A leading geospatial intelligence company dropped a game-changing announcement on Tuesday, introducing a revolutionary product designed to keep drones operational even when GPS signals are blocked. This innovation slices through the challenges of modern warfare, where unmanned vehicles dominate the battlefield.
The ongoing conflict between Russia and Ukraine exposed a critical flaw: both sides mastered the art of disrupting each other’s GPS signals, leaving drones disoriented and ineffective. Enter Maxar Intelligence, a global powerhouse in satellite imagery and geospatial solutions, with a new drone-guidance technology that sidesteps the need for satellite-based navigation.
Dubbed the Raptor system, this cutting-edge tool empowers drones to outmaneuver GPS-jamming defenses. “We’re giving the drones a 3D map, allowing them to use that 3D map of the world to compare it to the video feed and position themselves,” Peter Wilczynski, Maxar’s chief product officer, explained in an interview with Fox News Digital.

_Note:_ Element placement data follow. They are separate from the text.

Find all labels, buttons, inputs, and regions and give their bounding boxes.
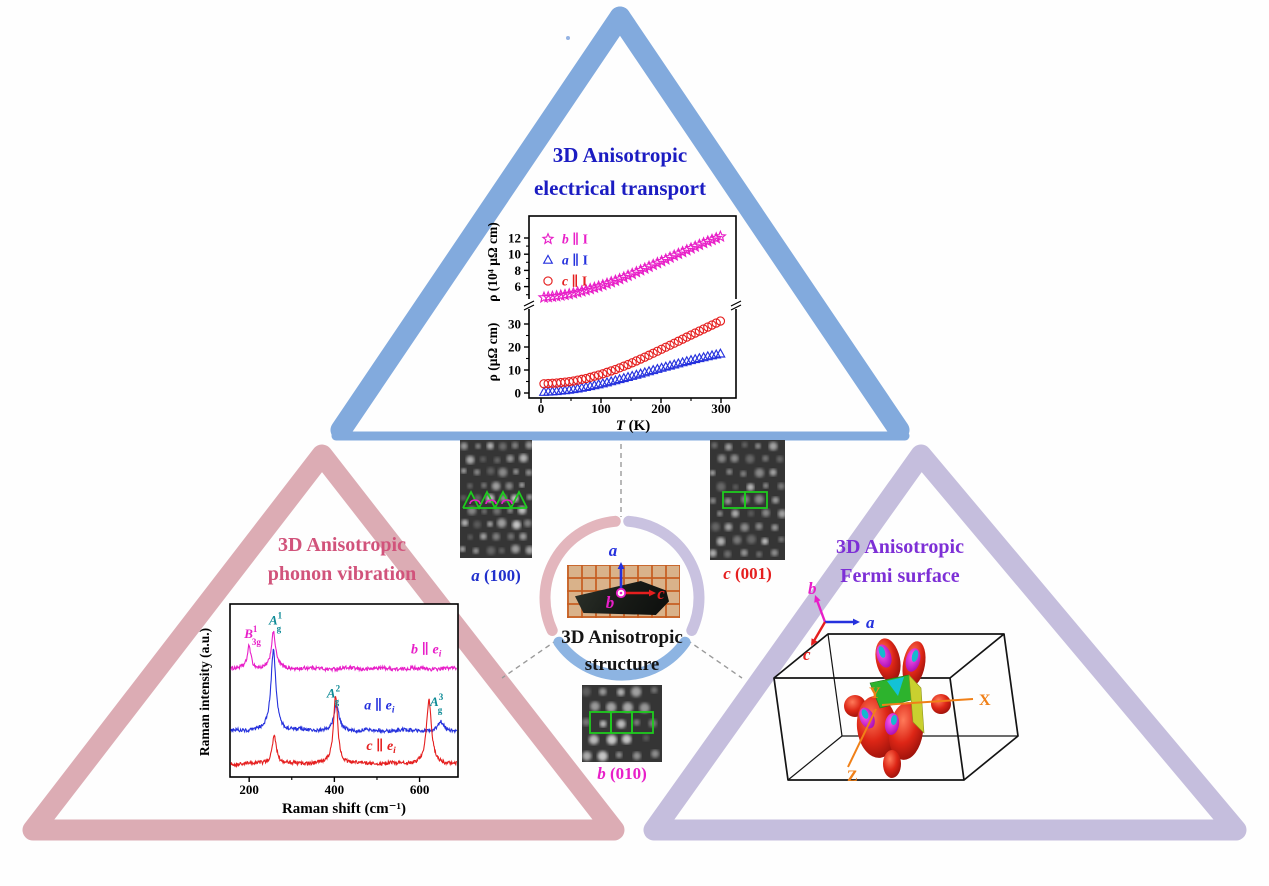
bz-x-axis-line [881,698,974,706]
transport-chart: 01002003006810120102030ρ (10⁴ μΩ cm)ρ (μ… [488,215,742,434]
raman-chart: 200 400 600 Raman shift (cm⁻¹) Raman intensi… [197,603,459,817]
right-title-line1: 3D Anisotropic [836,536,964,558]
svg-text:A3g: A3 g [429,692,444,715]
svg-text:c ∥ I: c ∥ I [562,274,587,289]
svg-text:A1g: A1 g [268,610,283,633]
bz-axes: X Y Z [847,685,991,785]
bz-z-label: Z [847,768,858,785]
svg-text:20: 20 [508,340,521,355]
tem-image-a100 [460,440,532,558]
dashed-connector-lower-right [686,639,743,679]
svg-text:6: 6 [515,279,522,294]
axis-c-label: c [803,645,811,664]
tem-lattice [710,440,785,560]
right-panel-title: 3D Anisotropic Fermi surface [750,533,1050,591]
left-title-line2: phonon vibration [267,563,417,585]
svg-text:400: 400 [325,782,345,797]
svg-text:c ∥ ei: c ∥ ei [366,738,396,756]
svg-text:0: 0 [538,401,545,416]
right-triangle [643,444,1247,841]
tem-label-b010-letter: b [597,764,606,783]
svg-text:a ∥ ei: a ∥ ei [364,697,395,715]
fermi-surface-blobs [844,638,951,778]
tem-lattice [460,440,532,558]
svg-text:T (K): T (K) [616,418,651,434]
svg-text:100: 100 [591,401,611,416]
svg-text:12: 12 [508,231,521,246]
crystal-axes-overlay: a c b [606,541,665,612]
center-title-line1: 3D Anisotropic [561,627,683,648]
svg-text:Raman shift (cm⁻¹): Raman shift (cm⁻¹) [282,801,406,817]
center-ring-blue-arc [553,636,691,681]
svg-text:b ∥ ei: b ∥ ei [411,641,442,659]
svg-text:200: 200 [651,401,671,416]
tem-label-c001: c (001) [700,564,795,584]
fermi-surface-figure: X Y Z b a c [773,579,1019,785]
tem-label-c001-letter: c [723,564,731,583]
svg-text:300: 300 [711,401,731,416]
center-ring-pink-arc [539,515,621,636]
svg-text:200: 200 [239,782,258,797]
tem-label-b010-plane: (010) [605,764,647,783]
svg-text:600: 600 [410,782,430,797]
svg-text:ρ (10⁴ μΩ cm): ρ (10⁴ μΩ cm) [488,222,500,302]
dashed-connector-lower-left [501,639,558,679]
svg-text:30: 30 [508,317,521,332]
bz-x-label: X [979,692,991,709]
crystal-axis-c-label: c [657,584,665,603]
tem-label-a100-plane: (100) [479,566,521,585]
svg-text:10: 10 [508,247,521,262]
tem-label-c001-plane: (001) [730,564,772,583]
top-triangle-right-side [609,6,910,441]
unit-cell-overlay-a100 [462,489,528,511]
bz-z-axis-line [847,708,877,768]
svg-text:0: 0 [515,386,522,401]
svg-text:b ∥ I: b ∥ I [562,232,588,247]
top-triangle-left-side [330,6,631,441]
left-triangle [22,444,625,841]
center-ring-lavender-arc [623,515,705,636]
tem-lattice [582,685,662,762]
svg-text:Raman intensity (a.u.): Raman intensity (a.u.) [197,628,212,756]
svg-text:ρ (μΩ cm): ρ (μΩ cm) [488,323,500,382]
stray-artifact-dot [566,36,570,40]
unit-cell-overlay-b010 [589,711,654,734]
center-title-line2: structure [584,654,660,675]
axis-a-label: a [866,613,875,632]
crystal-axis-b-dot [619,591,623,595]
axis-b-label: b [808,579,817,598]
unit-cell-overlay-c001 [722,491,768,509]
top-title-line1: 3D Anisotropic [552,143,688,167]
center-title: 3D Anisotropic structure [520,624,724,678]
svg-text:10: 10 [508,363,521,378]
tem-label-b010: b (010) [572,764,672,784]
tem-image-c001 [710,440,785,560]
tem-label-a100-letter: a [471,566,480,585]
tem-label-a100: a (100) [450,566,542,586]
crystal-axes-triad: b a c [803,579,875,664]
svg-text:a ∥ I: a ∥ I [562,253,588,268]
top-title-line2: electrical transport [533,176,706,200]
svg-text:A2g: A2 g [326,684,341,707]
crystal-axis-a-label: a [609,541,618,560]
svg-text:8: 8 [515,263,522,278]
left-panel-title: 3D Anisotropic phonon vibration [192,531,492,589]
crystal-axis-b-label: b [606,593,615,612]
brillouin-zone-box [773,633,1019,781]
top-panel-title: 3D Anisotropic electrical transport [470,139,770,205]
right-title-line2: Fermi surface [840,565,960,587]
left-title-line1: 3D Anisotropic [278,534,406,556]
tem-image-b010 [582,685,662,762]
bz-y-label: Y [869,685,881,702]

The Raptor software leverages a drone’s onboard camera, pairing it with Maxar’s vast database—spanning over 90 million square kilometers of 3D terrain—to pinpoint locations and guide navigation. This makes it a lifeline in contested zones where GPS signals are severed or in remote regions where they’re simply absent.
While earlier terrain-based navigation systems laid the groundwork, Maxar’s edge lies in its unmatched collection of high-resolution global terrain data. “We’re able to get the accuracy down to the best you can without GPS,” Wilczynski noted.

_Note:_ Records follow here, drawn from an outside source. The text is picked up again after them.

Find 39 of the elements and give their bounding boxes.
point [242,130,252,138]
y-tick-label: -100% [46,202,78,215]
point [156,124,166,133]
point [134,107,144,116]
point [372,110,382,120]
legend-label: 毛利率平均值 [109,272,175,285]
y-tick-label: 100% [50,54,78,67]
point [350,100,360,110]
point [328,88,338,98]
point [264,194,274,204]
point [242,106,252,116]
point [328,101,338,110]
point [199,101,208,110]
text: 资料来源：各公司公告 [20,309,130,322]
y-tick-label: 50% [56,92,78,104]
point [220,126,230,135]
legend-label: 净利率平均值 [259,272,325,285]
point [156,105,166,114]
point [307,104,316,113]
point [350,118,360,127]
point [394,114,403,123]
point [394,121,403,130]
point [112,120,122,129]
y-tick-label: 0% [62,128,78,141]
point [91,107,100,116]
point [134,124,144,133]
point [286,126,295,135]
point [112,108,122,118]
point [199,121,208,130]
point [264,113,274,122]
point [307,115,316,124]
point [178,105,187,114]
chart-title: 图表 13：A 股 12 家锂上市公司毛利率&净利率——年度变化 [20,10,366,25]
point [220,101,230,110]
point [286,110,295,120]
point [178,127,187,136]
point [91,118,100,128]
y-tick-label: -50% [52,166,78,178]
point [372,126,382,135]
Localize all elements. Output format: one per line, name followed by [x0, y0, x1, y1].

Operating effectively at night and up to altitudes of 120 meters, Raptor constructs a detailed 3D model of the landscape below, delivering precision in even the toughest conditions. “This is really the seminal thing that the Ukraine war did for battlefield technology,” Wilczynski emphasized.
The need for such innovation is stark. Nations worldwide are ramping up GPS-jamming capabilities to counter autonomous threats, leaving vast areas—like much of Ukraine, parts of Europe, and the Middle East—without reliable satellite navigation. Analysts predict that in a potential Chinese invasion of Taiwan, disabling GPS would be a first move to isolate the island.
Maxar’s technology has already proven vital in Ukraine’s defense against Russia. When the U.S. halted intelligence-sharing, Ukrainian forces under President Volodymyr Zelenskyy lost access to Maxar’s real-time tracking of Russian troop movements and damage assessments. “From a military planning perspective, the assumption going forward is that in any conflict, GPS is not going to be a reliable positioning system anymore,” Wilczynski stated.
Closer to home, GPS jamming isn’t just a wartime concern. In the Western Hemisphere, drug traffickers and criminal networks have adopted the tactic to dodge detection.
Meanwhile, America’s once-pioneering GPS infrastructure faces obsolescence as rivals like China, Russia, and Europe advance their own systems.
The Pentagon, alongside Space Force and the Army, has been racing to find alternatives as adversaries bolster anti-satellite technologies.
The stakes extend beyond combat: without satellite access, U.S. financial networks, emergency response systems, and air traffic control could grind to a halt.
Maxar’s Raptor isn’t just a military fix—it’s poised to serve commercial markets too. As countries hunt for next-generation navigation solutions, this camera-driven, terrain-savvy system could redefine how drones—and perhaps more—move through an increasingly unpredictable world.